もう何年も前の話。
以前私が勤めていた職場は、ほかの会社に比べれば飲み会や接待ごととは縁遠いところでしたが、それでも年に何度かは同じ部署や仲の良いお姉さまがたから「こんど食事会でもしましょう!」と声がかかることがありました。
ふつうの人にとっては親睦となるものが、私にとっては苦痛と不安の何物でもありませんでした。
摂食障害であることは、職場には言っていませんでした。
なにしろ「体調が悪い」とでも言おうものなら根掘り葉掘り聞いてくるか、しまいには「ひとり暮らしだから不摂生になりがちなのよ」とお説教をされるのが関の山です。ましてや過食だ拒食だ、メンタルの病だなんて言おうものならどういうことになるか。恐くて言い出せませんでした。
しかしあるとき、とうとう断りきれずに返事をしてしまったことがありました。
自分なりに「逃げちゃいけない」と思ったのか、イヤな人と思われたくなかったのか、もう覚えていませんが、とにかくOKの返事をしたその日から、当日のことが頭から離れなくなってしまったのです。
どんな食べ方をしたらいいのだろう?
どんな話をしたらいいのだろう?
不安が不安を呼ぶ、とはまさにこのことです。
その食事会は休業日の夜にセッティングされていたのですが、私はその日の朝から気分が悪くて起き上がることができませんでした。
結局、幹事さんに電話をしました。ドタキャンです。
翌日、食事会に出席していたお局様に出勤早々欠席のお詫びをしていると、先払いしていた会費を返しに幹事さんがやってきました。あわてて断ると「いえ、もう精算も済んでいますし、お金が宙に浮くのはかえってこちらも困りますので」とハキハキと言い残して立ち去って行かれました。
こんなに気まずい思いをするなら、どうせ嫌味を言われるんなら、最初から断ればよかった…。
この出来事が重荷になって、ミーティングに通いだして症状が落ち着いてからも、なかなか職場の人との集まりに出かける気持ちがわきませんでした。
そんなある日、ランチのお誘いがありました。
人数も5〜6人と少ないし、女性ばかりだし、今度こそとOKしました。
なんとかなるかと思ったのです。
ところが、そこでのみんなの話題は、その場にいない上司や同僚の悪口ばかり。
とりあえず、話を聞いているという態度だけ示しておけばいいやと思って、話し手のほうを見ながら適当に相づちを打って…という芸当はできるようになっていたので、あとは黙々と料理を平らげました。なんとか当初の目標は達成できたのですが、帰宅するなりドッと疲れてしまいました。
やっぱり、めんどくさいなあ…
せっかく美味しい料理を食べるのに、なんでわざわざあんな話ばかりするんだろう。ふつうの人はあれでストレス発散になるんかいな。
以来、食事に行くメンバーをさらに吟味するようになり、気が進まないときはどうにか理由をつけて、でもはっきりと断るようにしました。
その頃には、仮に「付きあいが悪い」と言われても気にならないようにもなっていたんですけどね。

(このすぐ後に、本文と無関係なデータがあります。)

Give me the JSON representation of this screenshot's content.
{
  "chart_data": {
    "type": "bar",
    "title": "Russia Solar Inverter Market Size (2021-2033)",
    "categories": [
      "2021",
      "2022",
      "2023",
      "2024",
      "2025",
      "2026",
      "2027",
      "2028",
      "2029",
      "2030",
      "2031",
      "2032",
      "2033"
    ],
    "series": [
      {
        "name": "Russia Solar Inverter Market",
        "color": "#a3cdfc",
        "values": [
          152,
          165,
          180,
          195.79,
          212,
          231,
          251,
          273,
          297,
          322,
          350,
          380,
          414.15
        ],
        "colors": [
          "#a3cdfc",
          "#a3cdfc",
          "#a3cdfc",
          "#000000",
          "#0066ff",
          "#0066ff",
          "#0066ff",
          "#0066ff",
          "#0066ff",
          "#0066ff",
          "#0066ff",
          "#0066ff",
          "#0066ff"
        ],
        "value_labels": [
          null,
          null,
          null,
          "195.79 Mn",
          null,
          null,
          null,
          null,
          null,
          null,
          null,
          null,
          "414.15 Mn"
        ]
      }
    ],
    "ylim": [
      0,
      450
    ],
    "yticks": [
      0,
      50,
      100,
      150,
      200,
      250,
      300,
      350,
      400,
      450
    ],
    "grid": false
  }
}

自分が食べ方にこだわっているときや、人との付き合いが辛いときは無理して(というか、人の目を気にして)食事の席につきあうことはありません。最後にしんどい思いをするのは結局自分ですもん。
私はまず夫と一緒に食事をして、それから自助グループのメンバーとイベントのときに一緒に食べて…と徐々に慣らしていきました。やっぱり親しい人と一緒に食べるのがいちばん美味しい!と今さらながら思っています。